Memahami Deep Learning, Belajar yang Menyentuh Makna
Dalam suasana yang hangat dan reflektif, Itje Chodidjah—pendidik dan pemerhati pembelajaran—berbagi pandangannya tentang konsep deep learning. Ia menjelaskan bahwa deep learning bukan sekadar istilah baru dalam dunia pendidikan, melainkan pendekatan yang mengajak guru dan siswa untuk menembus lapisan terdalam dari proses belajar. Menurutnya, belajar yang mendalam bukan hanya tentang menguasai materi, tetapi tentang memahami, merefleksikan, dan menghubungkan ilmu dengan kehidupan nyata.
Itje memulai penjelasannya dengan membedakan antara belajar dangkal dan belajar mendalam. Belajar dangkal, katanya, sering kali hanya fokus pada hafalan dan pencapaian nilai. Sebaliknya, deep learning mengajak peserta didik berpikir kritis, memaknai pengalaman, dan membangun kesadaran diri. Dalam konteks ini, guru berperan bukan sekadar sebagai penyampai informasi, tetapi sebagai fasilitator yang menuntun siswa menemukan makna di balik pengetahuan.
Lebih jauh, Itje menekankan bahwa deep learning juga erat kaitannya dengan refleksi diri. Ia mencontohkan bagaimana siswa dapat belajar dari kegagalan, bertanya “mengapa” bukan hanya “bagaimana”, dan mengaitkan pelajaran dengan nilai-nilai kemanusiaan. Pembelajaran mendalam terjadi ketika seseorang tidak hanya tahu sesuatu, tetapi juga memahami relevansinya dalam kehidupan. Dengan cara ini, pendidikan menjadi proses yang membentuk karakter, bukan hanya kecerdasan kognitif.
Dalam wawancara tersebut, Itje juga menyinggung peran penting guru di era sekarang. Menurutnya, guru harus berani keluar dari zona nyaman metode lama. Mereka perlu menciptakan suasana kelas yang memberi ruang bagi eksplorasi, dialog, dan keterlibatan emosional siswa. Ia percaya, ketika guru belajar untuk memahami dirinya sendiri—termasuk cara berpikir dan bereaksinya—maka ia akan lebih mampu menuntun siswa menuju pemahaman yang autentik.
Menariknya, Itje juga mengaitkan deep learning dengan konteks budaya belajar di Indonesia. Ia menyadari bahwa sistem pendidikan kita masih sangat berorientasi pada hasil dan ujian. Namun, ia optimis bahwa perubahan bisa dimulai dari kesadaran individu guru. Dengan mengubah cara pandang terhadap makna belajar, guru dapat menjadi agen transformasi yang membawa semangat pembelajaran mendalam ke ruang-ruang kelas di seluruh negeri.

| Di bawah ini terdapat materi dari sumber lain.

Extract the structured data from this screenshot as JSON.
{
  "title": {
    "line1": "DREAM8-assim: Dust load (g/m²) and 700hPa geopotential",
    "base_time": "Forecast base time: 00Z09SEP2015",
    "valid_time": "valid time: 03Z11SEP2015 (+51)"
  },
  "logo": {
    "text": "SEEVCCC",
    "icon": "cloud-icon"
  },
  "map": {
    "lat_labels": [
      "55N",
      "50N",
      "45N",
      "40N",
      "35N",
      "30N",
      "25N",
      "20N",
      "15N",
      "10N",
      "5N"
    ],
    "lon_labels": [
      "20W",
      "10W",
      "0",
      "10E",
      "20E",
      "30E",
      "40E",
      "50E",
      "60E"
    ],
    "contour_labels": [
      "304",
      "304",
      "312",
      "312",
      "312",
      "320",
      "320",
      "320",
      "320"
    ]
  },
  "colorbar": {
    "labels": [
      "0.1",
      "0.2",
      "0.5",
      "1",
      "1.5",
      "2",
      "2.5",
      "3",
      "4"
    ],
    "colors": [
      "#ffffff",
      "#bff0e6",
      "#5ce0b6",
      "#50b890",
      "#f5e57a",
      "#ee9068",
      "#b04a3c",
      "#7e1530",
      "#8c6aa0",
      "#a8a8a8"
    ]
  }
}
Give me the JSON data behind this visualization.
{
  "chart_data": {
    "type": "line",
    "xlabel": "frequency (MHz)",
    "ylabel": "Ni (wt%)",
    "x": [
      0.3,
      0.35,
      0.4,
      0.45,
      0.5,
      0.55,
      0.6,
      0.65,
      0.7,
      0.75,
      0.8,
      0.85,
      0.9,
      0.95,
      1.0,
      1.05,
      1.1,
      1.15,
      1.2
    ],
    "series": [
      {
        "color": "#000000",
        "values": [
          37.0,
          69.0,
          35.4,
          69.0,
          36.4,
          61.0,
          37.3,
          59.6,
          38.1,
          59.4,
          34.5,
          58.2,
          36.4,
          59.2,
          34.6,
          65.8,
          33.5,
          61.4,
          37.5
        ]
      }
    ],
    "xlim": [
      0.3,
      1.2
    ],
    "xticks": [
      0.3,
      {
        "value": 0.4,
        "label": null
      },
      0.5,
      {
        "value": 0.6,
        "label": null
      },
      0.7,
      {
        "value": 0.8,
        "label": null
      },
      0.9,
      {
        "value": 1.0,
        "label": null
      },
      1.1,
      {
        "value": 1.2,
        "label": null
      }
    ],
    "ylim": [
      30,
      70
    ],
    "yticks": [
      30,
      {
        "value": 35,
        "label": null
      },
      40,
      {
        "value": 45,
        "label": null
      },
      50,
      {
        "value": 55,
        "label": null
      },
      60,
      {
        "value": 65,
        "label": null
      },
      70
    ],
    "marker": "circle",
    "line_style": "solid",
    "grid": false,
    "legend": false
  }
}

Bagi Itje, deep learning bukan hanya teori pedagogis, melainkan perjalanan spiritual seorang pembelajar. Ia menggambarkannya sebagai proses memahami diri dan dunia secara utuh—sebuah pengalaman yang tidak bisa dicapai hanya melalui buku teks. Dalam setiap proses belajar yang autentik, kata Itje, selalu ada ruang untuk kejujuran, refleksi, dan pertumbuhan. Itulah inti sejati dari belajar yang mendalam: perjalanan yang mengubah bukan hanya pikiran, tetapi juga hati.